Anota:
A vida é um presságio
Querido amigo,
peço-lhe desculpas por minha falta de
educação em minha última carta. Deveria ter sido mais atencioso com a sua vida.
Como vão as crianças? Acredito que se tornaram jovens lindos! Annabeth se
formou em Artes, não é? Ah, uma moça tão bela não poderia ter feito outra
coisa!
É intrigante montar os rostos de seus
filhos em minha mente. Caio, por exemplo, eu imagino que tenha o teu sorriso,
mas os olhos só poderiam ser verdes como os de Julietta. – Julietta ainda
cozinha tão bem como antes? – Lembro do sonho de sua amada de montar um
restaurante. Conheci a Itália recentemente e imagino que ela aprovaria o
tempero daquela terra romântica.
Em minha última correspondência eu
comentei que a minha fé havia passado por experiências fantásticas. Foi
justamente na Itália que tudo começou. Conheci um jovem casal que me fez
relembrar nosso tempo de juventude onde o único objetivo era viver para fazer
amor. O rapaz, chamado Rafael, era cheio de bravura e perspicácia. A moça,
chamada Antônia, era bela como a lua e doce como um morango.
Era bonito ver a maneira com que se
adoravam. Alias, depois que os conheci, passei a admirar a palavra
"bonito". Deve ter prestado atenção que já a usei pela segunda vez
desde que iniciamos nossas correspondências. É que a moça tinha tanta fé
naqueles olhos que aquela esperança me cativou. Ela explicara com a voz de quem
ensina que, "fazer bonito" era um ato próprio de quem amara.
Certa vez, Antônia me dissera que só
quem já amou, poderia ter fé. Ela costumara usar a palavra "fé" de
maneira cuidadosa. Acho que era porque quando ela falava de fé, ela também
queria falar sobre Deus. E mesmo que pareçam a mesma coisa, eu comecei a notar
que são duas palavras de significados diferentes.

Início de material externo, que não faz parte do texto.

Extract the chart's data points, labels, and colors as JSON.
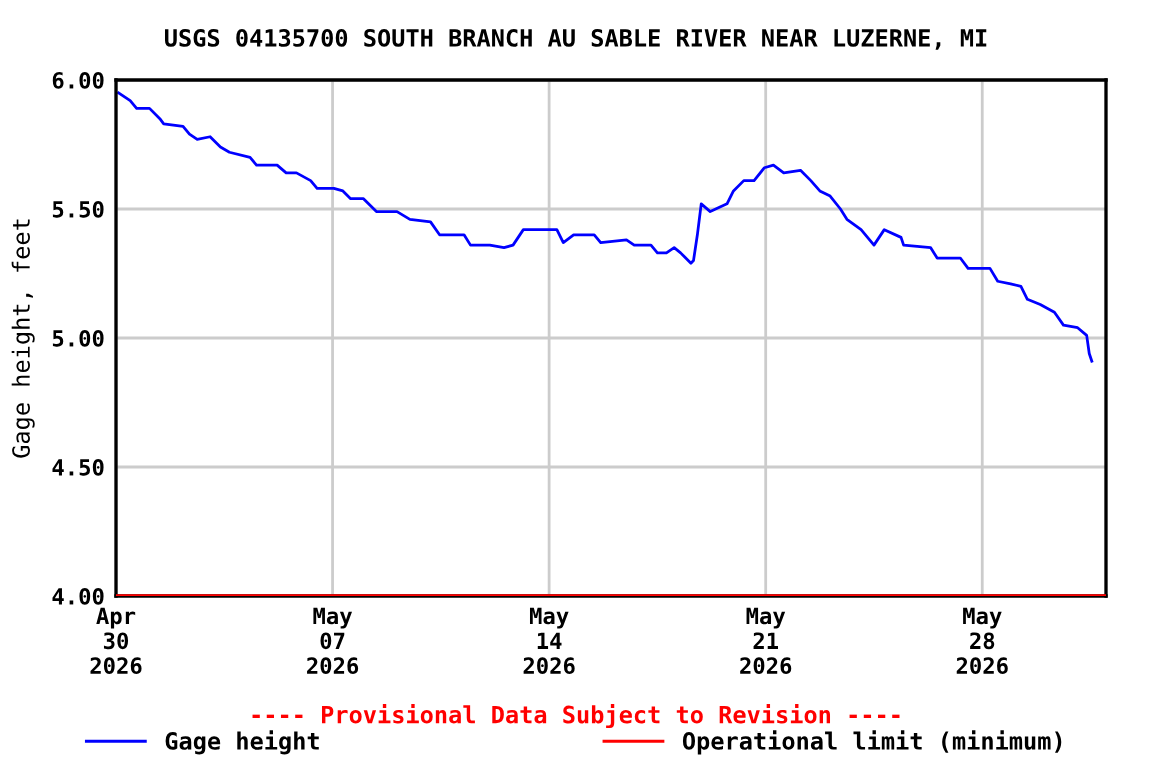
{
  "chart_data": {
    "type": "line",
    "title": "USGS 04135700 SOUTH BRANCH AU SABLE RIVER NEAR LUZERNE, MI",
    "ylabel": "Gage height, feet",
    "xlim": [
      "2026-04-30T00:00",
      "2026-06-01T00:00"
    ],
    "xticks": [
      {
        "value": "2026-04-30T00:00",
        "label": "Apr\n30\n2026"
      },
      {
        "value": "2026-05-07T00:00",
        "label": "May\n07\n2026"
      },
      {
        "value": "2026-05-14T00:00",
        "label": "May\n14\n2026"
      },
      {
        "value": "2026-05-21T00:00",
        "label": "May\n21\n2026"
      },
      {
        "value": "2026-05-28T00:00",
        "label": "May\n28\n2026"
      }
    ],
    "ylim": [
      4.0,
      6.0
    ],
    "yticks": [
      {
        "value": 4.0,
        "label": "4.00"
      },
      {
        "value": 4.5,
        "label": "4.50"
      },
      {
        "value": 5.0,
        "label": "5.00"
      },
      {
        "value": 5.5,
        "label": "5.50"
      },
      {
        "value": 6.0,
        "label": "6.00"
      }
    ],
    "grid": true,
    "legend": "bottom",
    "line_style": "solid",
    "annotations": [
      "---- Provisional Data Subject to Revision ----"
    ],
    "ref_lines": [
      {
        "axis": "y",
        "value": 4.0,
        "label": "Operational limit (minimum)",
        "color": "#ff0000"
      }
    ],
    "series": [
      {
        "name": "Gage height",
        "color": "#0000ff",
        "x": [
          "2026-04-30T02:00",
          "2026-04-30T11:00",
          "2026-04-30T16:00",
          "2026-05-01T02:00",
          "2026-05-01T10:00",
          "2026-05-01T13:00",
          "2026-05-02T04:00",
          "2026-05-02T09:00",
          "2026-05-02T15:00",
          "2026-05-03T01:00",
          "2026-05-03T09:00",
          "2026-05-03T16:00",
          "2026-05-04T08:00",
          "2026-05-04T13:00",
          "2026-05-05T05:00",
          "2026-05-05T12:00",
          "2026-05-05T20:00",
          "2026-05-06T07:00",
          "2026-05-06T12:00",
          "2026-05-07T01:00",
          "2026-05-07T08:00",
          "2026-05-07T14:00",
          "2026-05-08T00:00",
          "2026-05-08T10:00",
          "2026-05-09T02:00",
          "2026-05-09T12:00",
          "2026-05-10T04:00",
          "2026-05-10T11:00",
          "2026-05-10T19:00",
          "2026-05-11T06:00",
          "2026-05-11T11:00",
          "2026-05-12T02:00",
          "2026-05-12T13:00",
          "2026-05-12T20:00",
          "2026-05-13T04:00",
          "2026-05-14T06:00",
          "2026-05-14T11:00",
          "2026-05-14T19:00",
          "2026-05-15T11:00",
          "2026-05-15T16:00",
          "2026-05-16T12:00",
          "2026-05-16T18:00",
          "2026-05-17T07:00",
          "2026-05-17T12:00",
          "2026-05-17T19:00",
          "2026-05-18T01:00",
          "2026-05-18T06:00",
          "2026-05-18T14:00",
          "2026-05-18T16:00",
          "2026-05-18T19:00",
          "2026-05-18T22:00",
          "2026-05-19T05:00",
          "2026-05-19T18:00",
          "2026-05-19T23:00",
          "2026-05-20T07:00",
          "2026-05-20T15:00",
          "2026-05-20T23:00",
          "2026-05-21T06:00",
          "2026-05-21T14:00",
          "2026-05-22T03:00",
          "2026-05-22T11:00",
          "2026-05-22T18:00",
          "2026-05-23T02:00",
          "2026-05-23T10:00",
          "2026-05-23T15:00",
          "2026-05-24T02:00",
          "2026-05-24T12:00",
          "2026-05-24T20:00",
          "2026-05-25T09:00",
          "2026-05-25T11:00",
          "2026-05-26T08:00",
          "2026-05-26T13:00",
          "2026-05-27T07:00",
          "2026-05-27T13:00",
          "2026-05-28T06:00",
          "2026-05-28T12:00",
          "2026-05-28T22:00",
          "2026-05-29T06:00",
          "2026-05-29T11:00",
          "2026-05-29T21:00",
          "2026-05-30T08:00",
          "2026-05-30T15:00",
          "2026-05-31T02:00",
          "2026-05-31T09:00",
          "2026-05-31T11:00",
          "2026-05-31T13:00"
        ],
        "values": [
          5.95,
          5.92,
          5.89,
          5.89,
          5.85,
          5.83,
          5.82,
          5.79,
          5.77,
          5.78,
          5.74,
          5.72,
          5.7,
          5.67,
          5.67,
          5.64,
          5.64,
          5.61,
          5.58,
          5.58,
          5.57,
          5.54,
          5.54,
          5.49,
          5.49,
          5.46,
          5.45,
          5.4,
          5.4,
          5.4,
          5.36,
          5.36,
          5.35,
          5.36,
          5.42,
          5.42,
          5.37,
          5.4,
          5.4,
          5.37,
          5.38,
          5.36,
          5.36,
          5.33,
          5.33,
          5.35,
          5.33,
          5.29,
          5.3,
          5.4,
          5.52,
          5.49,
          5.52,
          5.57,
          5.61,
          5.61,
          5.66,
          5.67,
          5.64,
          5.65,
          5.61,
          5.57,
          5.55,
          5.5,
          5.46,
          5.42,
          5.36,
          5.42,
          5.39,
          5.36,
          5.35,
          5.31,
          5.31,
          5.27,
          5.27,
          5.22,
          5.21,
          5.2,
          5.15,
          5.13,
          5.1,
          5.05,
          5.04,
          5.01,
          4.94,
          4.91
        ]
      }
    ]
  }
}
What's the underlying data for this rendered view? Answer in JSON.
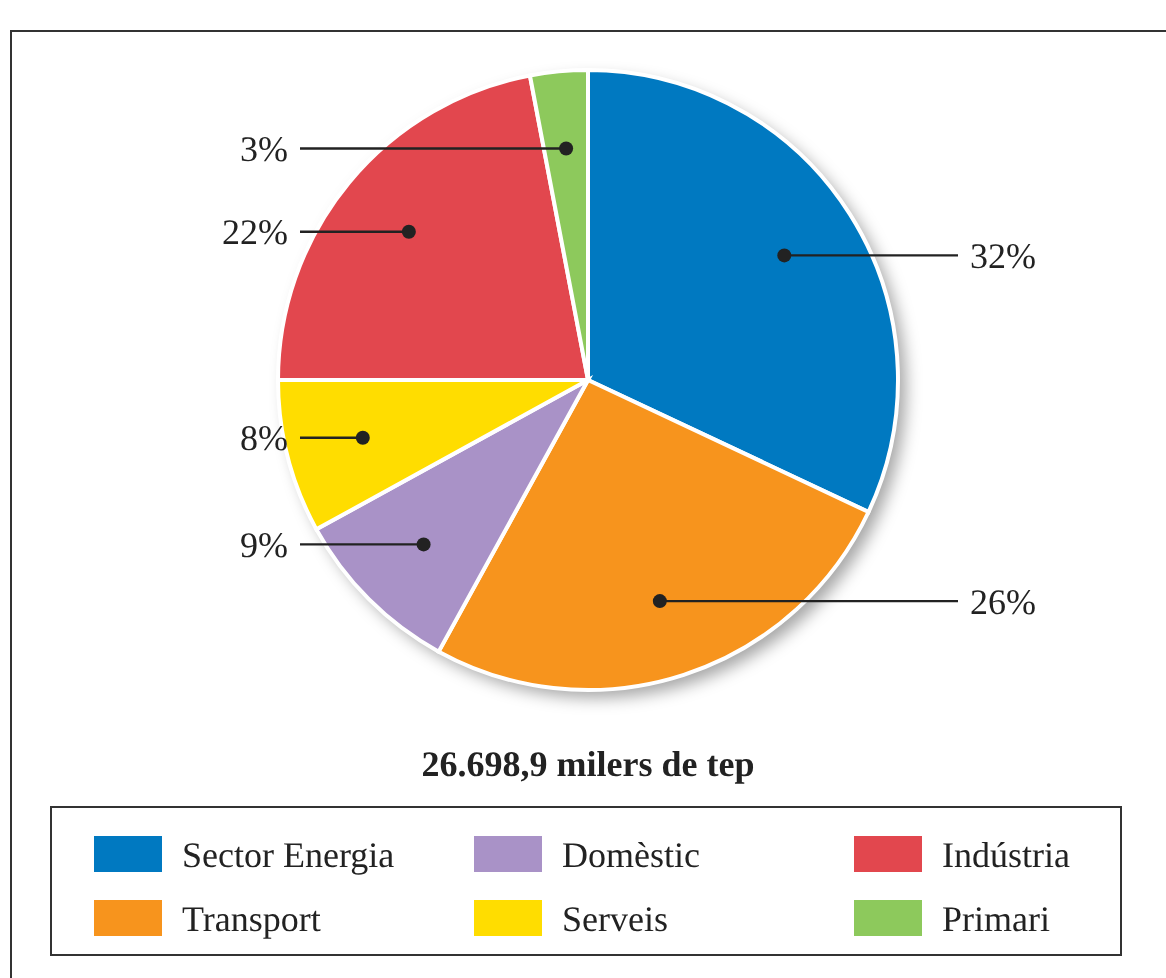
{
  "chart_data": {
    "type": "pie",
    "title": "26.698,9 milers de tep",
    "categories": [
      "Sector Energia",
      "Transport",
      "Domèstic",
      "Serveis",
      "Indústria",
      "Primari"
    ],
    "values": [
      32,
      26,
      9,
      8,
      22,
      3
    ],
    "colors": [
      "#0079c1",
      "#f7941d",
      "#a992c7",
      "#ffdd00",
      "#e2474e",
      "#8dc95c"
    ],
    "value_labels": [
      "32%",
      "26%",
      "9%",
      "8%",
      "22%",
      "3%"
    ],
    "legend": "bottom"
  }
}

Rafael sofrera de uma doença fatal. Os
médicos já haviam o alertado de que ele não reagiria aos tratamentos. Foi
justamente por isso que ele resolveu não contar nada a Antônia sobre sua
situação. Fico me perguntando se há como contar à quem nós amamos que nós
iremos morrer. Bem, se há um jeito de contar, Rafael não tivera descoberto.
Porém é impossível esconder algo que nos
atormenta de quem possui o nosso coração, não é mesmo? Namoravam há um ano e dois
meses quando Antônia descobriu que seu companheiro provavelmente não iria
acompanhá-la até o final de sua trajetória. Você pode imaginar a aflição que
aqueles lindos olhos de Antônia levaram ao ver os exames de Rafael. O fato é
que o rapaz, com sua culpa, fez a moça viver uma mentira.
Rafael e Antônia falavam línguas
totalmente diferentes, metaforicamente é claro. Mas não importara, não para
eles. O amor parecia bastar. Bastou para que Antônia o perdoasse e o ajudasse a
enfrentar sua enfermidade. O amor é a multiplicação do perdão, não é mesmo? Certa
vez, o poeta escreveu "diga-me quem mais perdoou nesta vida e eu lhe
direi quem tu mais amou". Antônia esqueceu sua dor para salvar a vida de
quem ela tanto amara. Preste atenção: ela não o curou da doença, ela salvou a
vida.
Salvar a vida de alguém é estender o
braço quando o caminho a seguir é árduo. É assim que amamos as pessoas:
salvando vidas. Foi salvando a nossa vida que Jesus Cristo nos deu amor. É
deixar o peso da existência e compreender a parte bonita de estarmos aqui. – Rafael teve que esquecer que sua
existência iria acabar mais cedo para se permitir viver a beleza de um grande
amor.
Pude acompanhar de perto a doença de meu
jovem amigo e o companheirismo de sua doce namorada. Quando Rafael se foi, Antônia
se mudou para o Brasil. No dia do velório, o corpo no caixão parecia sorrir.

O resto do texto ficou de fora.